Questo dato di fatto è essenziale e porta a considerare sempre più l’esigenza per lo scienziato- ricercatore (e per analogia ci riferiamo anche agli umanisti) di una preparazione di base ampia e approfondita, vorrei dire ‘dilatata’. E, per riflesso, su questa linea si dovrebbe muovere anche la programmazione, nella scuola. La cultura tout court, la scienza in particolare, necessita oggi, per essere tale nel confronto con il robot, che opera perfettamente nella specializzazione, di quella ricchezza totale del sapere che sola gli dà la forza intellettiva di ‘innovare’, come anche di reagire in modo ‘creativo’, se interviene una mutazione, un imprevedibile.
Detto questo, non è che si voglia ridurre l’impatto oggi martellante nell’Università chiamata a piegarsi sempre più alle esigenze dell’impresa che tiene giocoforza presente il solo inserimento professionale.
Ma pensiamo che un cammino non in partenza professionalizzante possa sviluppare una capacità creativa più opportuna come ponte tra teorie e prassi. Inoltre la ‘ricchezza’ di base (nelle misure di volta in volta adeguate) dovrebbe essere favorita nell’impianto universitario, così come dovrebbe filtrare come metodo di apprendimento nei licei. Dobbiamo mirare a orizzonti vasti e a inglobare suggerimenti e segnali che provengono da ambiti diversi, non altrimenti da come, – diciamo con l’antica immagine usata da Seneca, ma con intesa estensione del riferimento analogico – fanno le api, che suggono da fiore in fiore.

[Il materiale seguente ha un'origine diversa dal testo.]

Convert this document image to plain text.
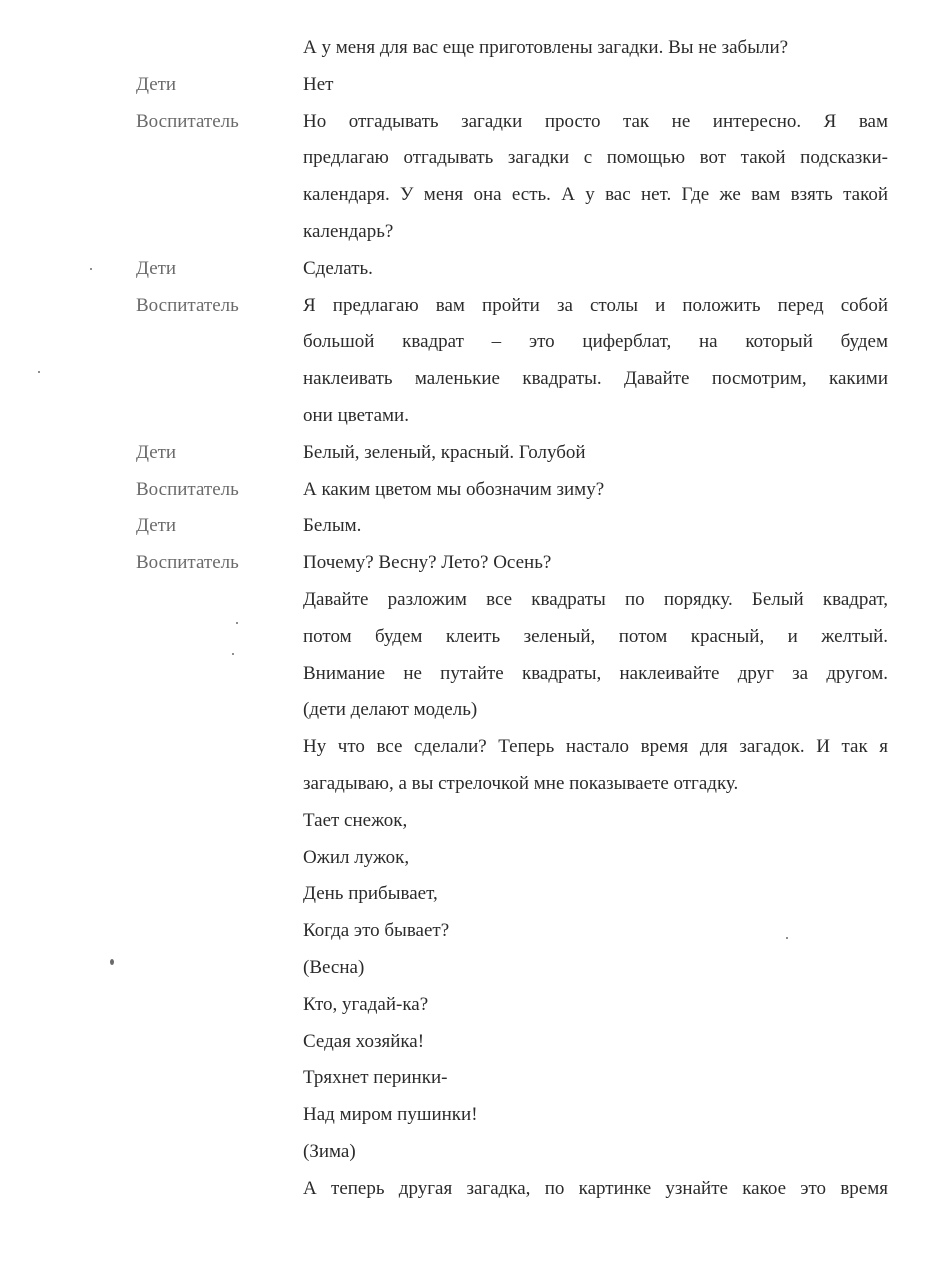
Дети
Воспитатель
Дети
Воспитатель
Дети
Воспитатель
Дети
Воспитатель
А у меня для вас еще приготовлены загадки. Вы не забыли?
Нет
Но отгадывать загадки просто так не интересно. Я вам
предлагаю отгадывать загадки с помощью вот такой подсказки-
календаря. У меня она есть. А у вас нет. Где же вам взять такой
календарь?
Сделать.
Я предлагаю вам пройти за столы и положить перед собой
большой квадрат – это циферблат, на который будем
наклеивать маленькие квадраты. Давайте посмотрим, какими
они цветами.
Белый, зеленый, красный. Голубой
А каким цветом мы обозначим зиму?
Белым.
Почему? Весну? Лето? Осень?
Давайте разложим все квадраты по порядку. Белый квадрат,
потом будем клеить зеленый, потом красный, и желтый.
Внимание не путайте квадраты, наклеивайте друг за другом.
(дети делают модель)
Ну что все сделали? Теперь настало время для загадок. И так я
загадываю, а вы стрелочкой мне показываете отгадку.
Тает снежок,
Ожил лужок,
День прибывает,
Когда это бывает?
(Весна)
Кто, угадай-ка?
Седая хозяйка!
Тряхнет перинки-
Над миром пушинки!
(Зима)
А теперь другая загадка, по картинке узнайте какое это время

“Noi abitanti del globo azzurro trascorriamo le giornate in un’apparente situazione di tranquillità scandita al massimo da albe e tramonti e dal mutare delle stagioni” (Freeman Dyson, L’Universo su misura, trad it.): la quiete della solitudine e l’atarassia della non comprensione dei fenomeni. E invece la nostra cultura deve insegnarci a contestualizzarci ogni volta e perciò a comprenderci nel variegato aspetto dell’umano e della natura. La conoscenza dell’uomo deve sentirsi esaltata dalla conoscenza della natura che deve portarci oltre le nebbie dell’apparenza, deve toglierci il velo bruno dell’ignoto.
Il robot è l’ultimo strumento creato dall’uomo, dalla sua lucidità intellettiva, è il frutto smagliante dell’intelligenza umana. Ma Günther (Stern) Anders (L’uomo è antiquato, trad. it), scienziato e filosofo contemporaneo e incomparabile divulgatore, sosteneva che l’uomo teme la sua creatura con cui ingaggia una impari gara. Ma è proprio la lucidità della ragione, il valore del fine, la capacità del dubbio che dipendono dalla ricchezza della sua formazione a dare all’uomo la consapevolezza del suo ‘essere’ e dell’appartenenza della direzione degli eventi.
Anders concludeva il suo iter di pensiero, con la proposta nota che la poesia deve ispirare la tecnica, come a suggerire che lo strumento ha la sua anima nel suo creatore, ma anche che la mente di chi afferra la natura (‘che ama nascondersi’, Eraclito) deve essere forgiata al fuoco delle humanae litterae. Si assiste così a una forte esigenza, che è anche nostalgia, dell’unità dei saperi, perché in questa unità è la verità che si è frazionata negli specchi del mondo.